In [40]:
import datetime
from pyspark.sql import SparkSession
from pyspark.sql.functions import explode, split, col, window, current_timestamp, sum

In [41]:
spark = SparkSession.builder.getOrCreate()

In [42]:
df = spark.sql(
    """
    select current_timestamp() as date, 1 as value union select current_timestamp() as date, 2 as value;
    """
)

In [43]:
df.show(truncate=False)

+-----------------------+-----+
|date                   |value|
+-----------------------+-----+
|2024-01-19 12:56:09.791|1    |
|2024-01-19 12:56:09.791|2    |
+-----------------------+-----+



In [44]:
# w = df.groupBy(window("current_date", "5 seconds")).agg(sum("val").alias("sum"))
# w.select(
#     w.window.start.cast("string").alias("start"),
#     w.window.end.cast("string").alias("end"),
#     "sum",
# ).collect()


df = df.groupBy(window("date", "5 seconds", "1 seconds", "0.1 seconds")).agg(
    sum("value").alias("sum")
)

df.select(
    df.window.start.cast("string").alias("start"),
    df.window.end.cast("string").alias("end"),
    "sum",
).show(truncate=False)

+---------------------+---------------------+---+
|start                |end                  |sum|
+---------------------+---------------------+---+
|2024-01-19 12:56:07.1|2024-01-19 12:56:12.1|3  |
|2024-01-19 12:56:09.1|2024-01-19 12:56:14.1|3  |
|2024-01-19 12:56:06.1|2024-01-19 12:56:11.1|3  |
|2024-01-19 12:56:08.1|2024-01-19 12:56:13.1|3  |
|2024-01-19 12:56:05.1|2024-01-19 12:56:10.1|3  |
+---------------------+---------------------+---+



## Types of Time Windows in Spark Streaming

In Spark Streaming, there are several types of time windows available for windowed computations. The available types of time windows are:

1. **Tumbling Window**: Tumbling windows are a series of fixed-sized, non-overlapping, and contiguous time intervals. An input can only be bound to a single window[3][4].

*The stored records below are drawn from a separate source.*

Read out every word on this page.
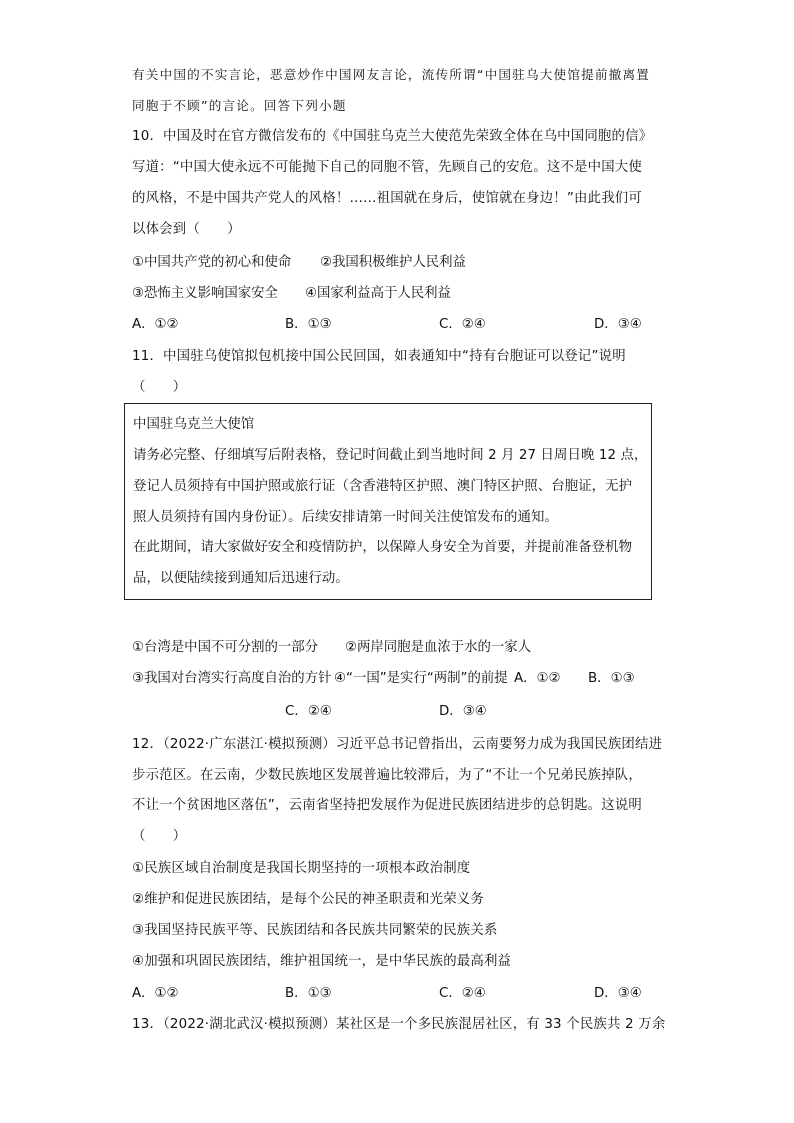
有关中国的不实言论，恶意炒作中国网友言论，流传所谓“中国驻乌大使馆提前撤离置
同胞于不顾”的言论。回答下列小题
10．中国及时在官方微信发布的《中国驻乌克兰大使范先荣致全体在乌中国同胞的信》
写道：“中国大使永远不可能抛下自己的同胞不管，先顾自己的安危。这不是中国大使
的风格，不是中国共产党人的风格！……祖国就在身后，使馆就在身边！”由此我们可
以体会到（　　）
①中国共产党的初心和使命 ②我国积极维护人民利益
③恐怖主义影响国家安全 ④国家利益高于人民利益
A．①②	B．①③	C．②④	D．③④
11．中国驻乌使馆拟包机接中国公民回国，如表通知中“持有台胞证可以登记”说明
（　　）
中国驻乌克兰大使馆
请务必完整、仔细填写后附表格，登记时间截止到当地时间 2 月 27 日周日晚 12 点，
登记人员须持有中国护照或旅行证（含香港特区护照、澳门特区护照、台胞证，无护
照人员须持有国内身份证）。后续安排请第一时间关注使馆发布的通知。
在此期间，请大家做好安全和疫情防护，以保障人身安全为首要，并提前准备登机物
品，以便陆续接到通知后迅速行动。
①台湾是中国不可分割的一部分 ②两岸同胞是血浓于水的一家人
③我国对台湾实行高度自治的方针 ④“一国”是实行“两制”的前提 A．①② B．①③
C．②④	D．③④
12．（2022·广东湛江·模拟预测）习近平总书记曾指出，云南要努力成为我国民族团结进
步示范区。在云南，少数民族地区发展普遍比较滞后，为了“不让一个兄弟民族掉队，
不让一个贫困地区落伍”，云南省坚持把发展作为促进民族团结进步的总钥匙。这说明
（　　）
①民族区域自治制度是我国长期坚持的一项根本政治制度
②维护和促进民族团结，是每个公民的神圣职责和光荣义务
③我国坚持民族平等、民族团结和各民族共同繁荣的民族关系
④加强和巩固民族团结，维护祖国统一，是中华民族的最高利益
A．①②	B．①③	C．②④	D．③④
13．（2022·湖北武汉·模拟预测）某社区是一个多民族混居社区，有 33 个民族共 2 万余
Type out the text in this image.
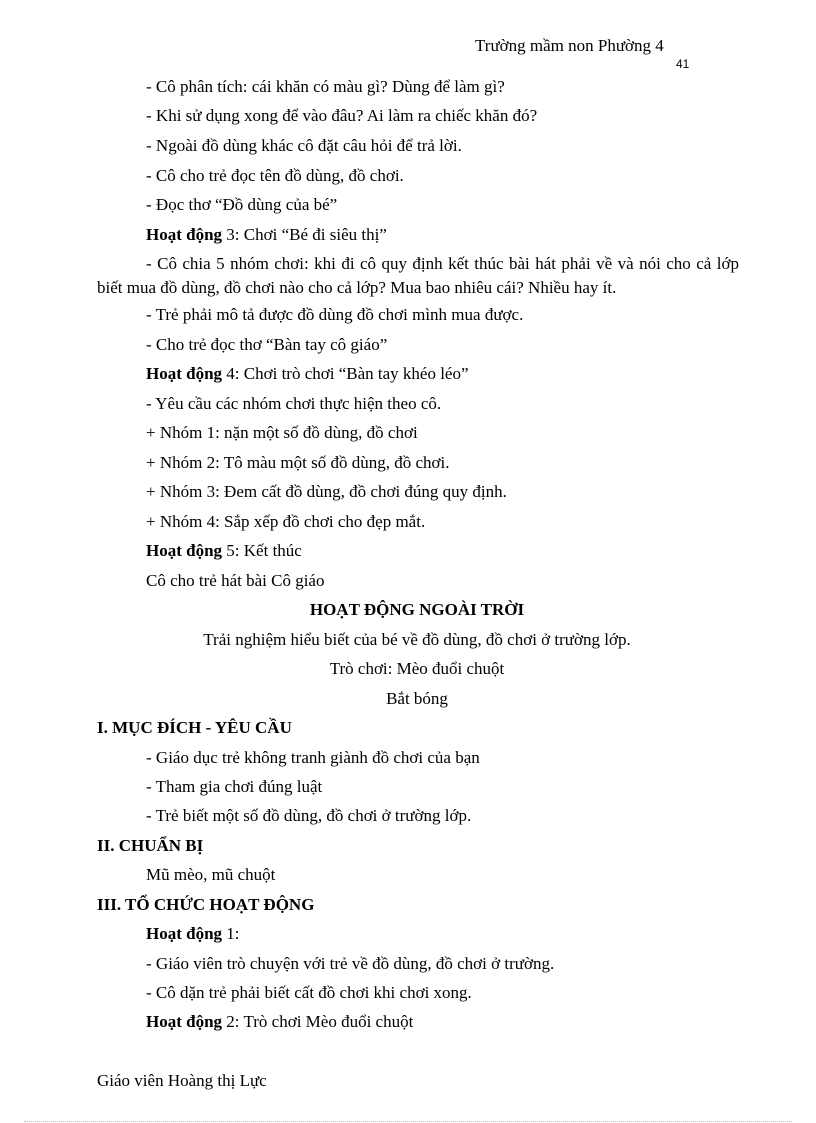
Trường mầm non Phường 4
41
- Cô phân tích: cái khăn có màu gì? Dùng để làm gì?
- Khi sử dụng xong để vào đâu? Ai làm ra chiếc khăn đó?
- Ngoài đồ dùng khác cô đặt câu hỏi để trả lời.
- Cô cho trẻ đọc tên đồ dùng, đồ chơi.
- Đọc thơ “Đồ dùng của bé”
Hoạt động 3: Chơi “Bé đi siêu thị”
- Cô chia 5 nhóm chơi: khi đi cô quy định kết thúc bài hát phải về và nói cho cả lớp biết mua đồ dùng, đồ chơi nào cho cả lớp? Mua bao nhiêu cái? Nhiều hay ít.
- Trẻ phải mô tả được đồ dùng đồ chơi mình mua được.
- Cho trẻ đọc thơ “Bàn tay cô giáo”
Hoạt động 4: Chơi trò chơi “Bàn tay khéo léo”
- Yêu cầu các nhóm chơi thực hiện theo cô.
+ Nhóm 1: nặn một số đồ dùng, đồ chơi
+ Nhóm 2: Tô màu một số đồ dùng, đồ chơi.
+ Nhóm 3: Đem cất đồ dùng, đồ chơi đúng quy định.
+ Nhóm 4: Sắp xếp đồ chơi cho đẹp mắt.
Hoạt động 5: Kết thúc
Cô cho trẻ hát bài Cô giáo
HOẠT ĐỘNG NGOÀI TRỜI
Trải nghiệm hiểu biết của bé về đồ dùng, đồ chơi ở trường lớp.
Trò chơi: Mèo đuổi chuột
Bắt bóng
I. MỤC ĐÍCH - YÊU CẦU
- Giáo dục trẻ không tranh giành đồ chơi của bạn
- Tham gia chơi đúng luật
- Trẻ biết một số đồ dùng, đồ chơi ở trường lớp.
II. CHUẨN BỊ
Mũ mèo, mũ chuột
III. TỔ CHỨC HOẠT ĐỘNG
Hoạt động 1:
- Giáo viên trò chuyện với trẻ về đồ dùng, đồ chơi ở trường.
- Cô dặn trẻ phải biết cất đồ chơi khi chơi xong.
Hoạt động 2: Trò chơi Mèo đuổi chuột
Giáo viên Hoàng thị Lực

2. **Sliding Window**: Sliding windows allow you to apply transformations over a sliding window of data. The operation is applied over a specified time period of data and slides by a specified time interval[3].

3. **Session Window**: Session windows are a new type of window introduced in Apache Spark 3.2, which works for both streaming and batch queries. They represent windows based on the activity or "session" of the data, allowing for more flexible window definitions[4][5].